On the other hand, communication technology may also focus our attention away from local matters we can address toward distant but fascinating problems we can do nothing about. (Have you heard anything about Ferguson, MO recently? Can you actually *do* anything about problems in Ferguson, MO? Yeah, me neither.) In Lord of the Rings, Denethor, the steward of the kingdom of Gondor, serves as the most potent example of this. Disturbed by images of distant armies, he despairs and concedes defeat, even to the point of ignoring the simple things he can do to protect his people and save his only living son.

Let me be clear that I’m not talking about time; I’m talking about attention. Some scholarship has argued that technology harms relationships because we spend time online that we could spend with local friends and family. That may happen (although research supporting that view has been weak).

However, technology may dominate our attention even when we spend a short amount of time with it. I’ve been guilty of glancing at a game of Words with Friends for a second, and then turning possible moves over and over in my mind for the next hour while I do other non-tech things. Likewise, Denethor didn’t spend much time using his palantír, but it controlled his emotions and decisions during every moment of the day.

This semester, as I teach my course on social media and personal relationships, I curious what my students will think: when does the palantír effect occur, when is it good, when is it bad, and who is most susceptible to it?

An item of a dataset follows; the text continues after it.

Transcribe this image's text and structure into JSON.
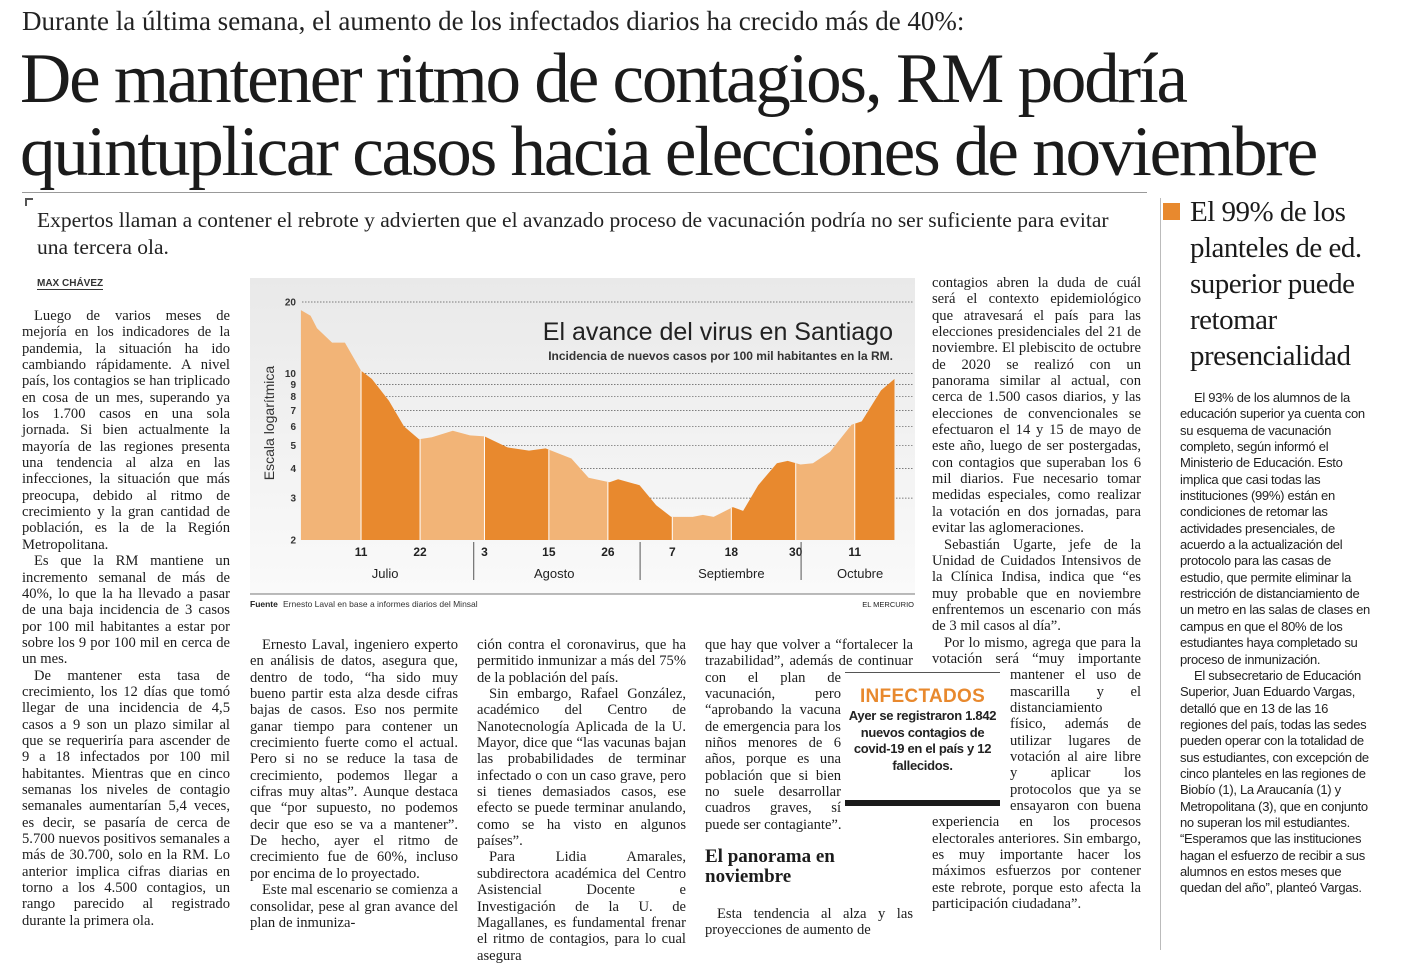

Not easy questions, but perhaps important ones. In Middle-earth, the ability to harness the power of the palantíri for good helped save the day, whereas misuse of them nearly brought utter ruin.

Yes, Tolkien wrote decades before the age of Twitter and texting, But my re-read has taught me that, in the regard and others, perhaps his Middle-earth isn’t so different from our world after all.

 

“All That is Gold Does Not Glitter” for the social scientist

While teaching my final graduate-level quantitative research methods class yesterday, one of my students asked about how a person can know whether they should study quantitative or qualitative methods. A very good question.

In response, another of my students quoted Tolkien: “Not all those who wander are lost.” A good response to a good question!

And it got me thinking–especially since I’m re-reading Lord of the Rings right now–what might the famous “All That is Gold Does Not Glitter” poem look like, if written for a social scientific audience?

Here is my attempt at it, by way of footnotes to the original poem:

All this is gold does not glitter(1),
Not all those who wander are lost(2),
The old that is strong does not wither(3),
Deep roots are not reached by the frost(4).

From the ashes a fire shall be woken,
A light from the shadows shall spring;
Renewed shall be blade that was broken,
The crownless again shall be king(5).

(1) Please note that the data supporting this claim are cross-sectional in nature, and thus these results serve only as weak evidence of causation. Only future experimental and/or longitudinal research can determine whether goldenness causes lack of glittering, lack of glittering causes goldenness, or whether the apparent association is spurious due to a third factor unmeasured in this investigation.

(2) Stated more formally: H(0): Wandering is not significantly associated with being lost; H(A): Wandering is significantly associated with being lost.

(3) I.e., strength significantly moderates the extent to which age predicts withering. The moderating effect of other demographic variables could not be examined due to lack of statistical power.

(4) p < .08.

(5) We offer these practical applications only tentatively(6), and these possible applications should be evaluated further in clinical and/or applied contexts.

(6) “Thanks” to the anonymous reviewer who demanded we include such a practical application section before s/he would recommend accepting this for publication.